Tesla has filed for driverless testing permits in Arizona, Nevada, and Florida but has yet to begin paid driverless rides in those states. Waymo, by contrast, just opened its Ojai robotaxis to select riders as it works to lower the cost of fleet expansion. The new Texas DMV database makes it clear: in the autonomous ridehailing race, Waymo is operating at a fundamentally different scale.
What This Means for AI Builders
The Tesla‑Waymo gap is more than a business story — it's a case study in how different approaches to AI deployment play out in the real world. Waymo's methodical, geofenced, sensor‑heavy approach has produced a commercial fleet thousands strong. Tesla's vision‑only, camera‑based approach, sold as more scalable, has produced 42 vehicles in nearly a year of operation.

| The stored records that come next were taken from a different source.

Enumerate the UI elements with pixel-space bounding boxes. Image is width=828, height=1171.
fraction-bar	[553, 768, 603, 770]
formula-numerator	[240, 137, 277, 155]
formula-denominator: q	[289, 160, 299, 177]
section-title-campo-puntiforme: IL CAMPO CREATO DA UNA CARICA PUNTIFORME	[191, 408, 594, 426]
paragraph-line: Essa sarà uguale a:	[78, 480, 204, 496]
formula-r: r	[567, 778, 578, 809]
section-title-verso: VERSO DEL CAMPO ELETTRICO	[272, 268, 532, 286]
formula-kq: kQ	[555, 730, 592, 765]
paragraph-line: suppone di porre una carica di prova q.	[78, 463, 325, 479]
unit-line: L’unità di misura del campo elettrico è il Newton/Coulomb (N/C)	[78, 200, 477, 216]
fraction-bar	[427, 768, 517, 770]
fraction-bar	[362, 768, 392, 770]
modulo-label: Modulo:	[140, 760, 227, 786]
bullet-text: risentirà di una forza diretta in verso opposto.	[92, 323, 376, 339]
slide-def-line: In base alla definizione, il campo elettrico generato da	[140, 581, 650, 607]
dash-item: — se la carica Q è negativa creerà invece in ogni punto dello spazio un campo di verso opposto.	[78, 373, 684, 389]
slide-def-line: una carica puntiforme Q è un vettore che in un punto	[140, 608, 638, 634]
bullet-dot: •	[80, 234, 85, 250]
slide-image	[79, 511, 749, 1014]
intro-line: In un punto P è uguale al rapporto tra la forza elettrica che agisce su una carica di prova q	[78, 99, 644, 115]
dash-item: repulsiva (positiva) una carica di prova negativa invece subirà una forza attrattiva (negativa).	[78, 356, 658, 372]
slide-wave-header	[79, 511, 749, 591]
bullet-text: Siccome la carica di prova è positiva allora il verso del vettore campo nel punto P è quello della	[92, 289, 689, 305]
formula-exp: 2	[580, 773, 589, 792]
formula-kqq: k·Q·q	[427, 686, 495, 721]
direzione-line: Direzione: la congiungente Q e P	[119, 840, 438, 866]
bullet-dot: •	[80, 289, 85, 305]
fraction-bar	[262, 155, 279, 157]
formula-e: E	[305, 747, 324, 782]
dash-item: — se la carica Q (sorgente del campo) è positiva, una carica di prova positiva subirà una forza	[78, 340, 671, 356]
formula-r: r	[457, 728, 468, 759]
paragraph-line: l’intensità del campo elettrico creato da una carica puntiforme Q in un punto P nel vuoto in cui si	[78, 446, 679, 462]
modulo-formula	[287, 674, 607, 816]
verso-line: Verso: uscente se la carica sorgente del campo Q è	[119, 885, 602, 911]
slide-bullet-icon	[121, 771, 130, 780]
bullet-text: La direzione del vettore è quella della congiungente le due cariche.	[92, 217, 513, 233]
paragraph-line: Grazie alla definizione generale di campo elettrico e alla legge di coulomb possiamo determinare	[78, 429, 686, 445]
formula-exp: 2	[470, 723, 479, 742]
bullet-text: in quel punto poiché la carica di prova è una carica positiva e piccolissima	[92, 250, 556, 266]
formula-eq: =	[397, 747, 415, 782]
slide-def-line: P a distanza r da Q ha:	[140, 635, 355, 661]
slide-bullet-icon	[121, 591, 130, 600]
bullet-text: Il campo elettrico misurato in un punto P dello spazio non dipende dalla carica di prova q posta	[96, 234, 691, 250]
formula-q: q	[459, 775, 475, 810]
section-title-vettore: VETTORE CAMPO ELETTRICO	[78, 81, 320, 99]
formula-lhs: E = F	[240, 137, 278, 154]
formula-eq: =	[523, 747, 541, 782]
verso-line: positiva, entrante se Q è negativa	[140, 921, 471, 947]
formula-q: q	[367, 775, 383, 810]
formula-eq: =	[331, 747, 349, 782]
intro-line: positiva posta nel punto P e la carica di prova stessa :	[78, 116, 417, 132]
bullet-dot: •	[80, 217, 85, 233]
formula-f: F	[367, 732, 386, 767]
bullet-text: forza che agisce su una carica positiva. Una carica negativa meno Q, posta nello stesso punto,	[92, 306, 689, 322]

For AI builders, the lesson is about deployment realism versus technical ambition. Tesla's approach may prove superior in the long run — a vision‑only system that works everywhere beats a lidar‑stacked system that works in limited areas. But in the short run, shipping beats promising. Waymo has 577 cars on Texas roads today. Tesla has 42. The new Texas law, by making these numbers public, forces the autonomous vehicle industry to be judged on results, not roadmaps.
Tesla's Broader AI Ambitions
Tesla's robotaxi struggles arrive at a complicated moment for the company's broader AI narrative. CEO Elon Musk has positioned Tesla as an AI and robotics company as much as a carmaker, and the Robotaxi service was supposed to be the proof point. Instead, the 42‑vehicle fleet reveals a gap between Musk's projections and operational delivery that parallels SpaceX's recent IPO disclosure about the Colossus compute deal with Anthropic, CNBC reported.
The new Texas transparency law may accelerate pressure on Tesla to show results. With fleet sizes now public, investors and regulators can track exactly how Tesla's autonomous ambitions translate into vehicles on the road — not just presentations about what's coming next.